The field of communications is traditionally built on precise mathematical models that are well understood and have been shown to work exceptionally well for many practical applications. Unfortunately, communication systems designers have been forced to push the boundaries to such an extent that in many applications conventional mathematical models and signal processing techniques are no longer sufficient to accurately describe the encountered complex scenarios. Specifically, there is an increasing number of cases where rigorous mathematical models are either not known or are entirely impractical from a computational perspective. Machine learning methods can come to the rescue as they do not require rigid pre-defined models and can extract meaningful structure from large amounts of data to provide useful results.

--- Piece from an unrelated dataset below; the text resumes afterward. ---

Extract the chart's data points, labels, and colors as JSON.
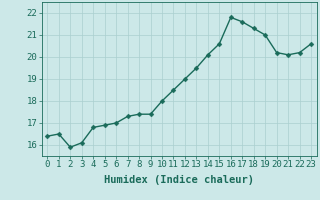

The report offers detailed coverage of Machine Learning in Communication industry and main market trends. The market research includes historical and forecast market data, demand, application details, price trends, and company shares of the leading Machine Learning in Communication by geography. The report splits the market size, by volume and value, on the basis of application type and geography.
The report forecast global Machine Learning in Communication market to grow to reach xxx Million USD in 2020 with a CAGR of xx% during the period 2021-2025.
First, this report covers the present status and the future prospects of the global Machine Learning in Communication market for 2015-2025.
And in this report, we analyze global market from 5 geographies: Asia-Pacific[China, Southeast Asia, India, Japan, Korea, Western Asia], Europe[Germany, UK, France, Italy, Russia, Spain, Netherlands, Turkey, Switzerland], North America[United States, Canada, Mexico], Middle East & Africa[GCC, North Africa, South Africa], South America[Brazil, Argentina, Columbia, Chile, Peru].
Key Companies
Amazon
IBM
Microsoft
Google
Nextiva
Nexmo
Twilio
Dialpad
Cisco
RingCentral
At the same time, we classify Machine Learning in Communication according to the type, application by geography. More importantly, the report includes major countries market based on the type and application.
Market Segment as follows:
Market by Order Type
Cloud-Based
On-Premise
Market by Application
Network Optimization
Predictive Maintenance
Virtual Assistants
Robotic Process Automation (RPA)
By Region
Asia-Pacific[China, Southeast Asia, India, Japan, Korea, Western Asia]
Europe[Germany, UK, France, Italy, Russia, Spain, Netherlands, Turkey, Switzerland]
North America[United States, Canada, Mexico]
Middle East & Africa[GCC, North Africa, South Africa]
South America[Brazil, Argentina, Columbia, Chile, Peru]
The research provides answers to the following key questions:
• What is the estimated growth rate and market share and size of the Machine Learning in Communication market for the forecast period 2021 - 2025?
• What are the driving forces in the Machine Learning in Communication market for the forecast period 2021 - 2025?
• Who are the prominent market players and how have they gained a competitive edge over other competitors?
• What are the market trends influencing the progress of the Machine Learning in Communication industry worldwide?
• What are the major challenges and threats restricting the progress of the industry?
• What opportunities does the market hold for the prominent market players?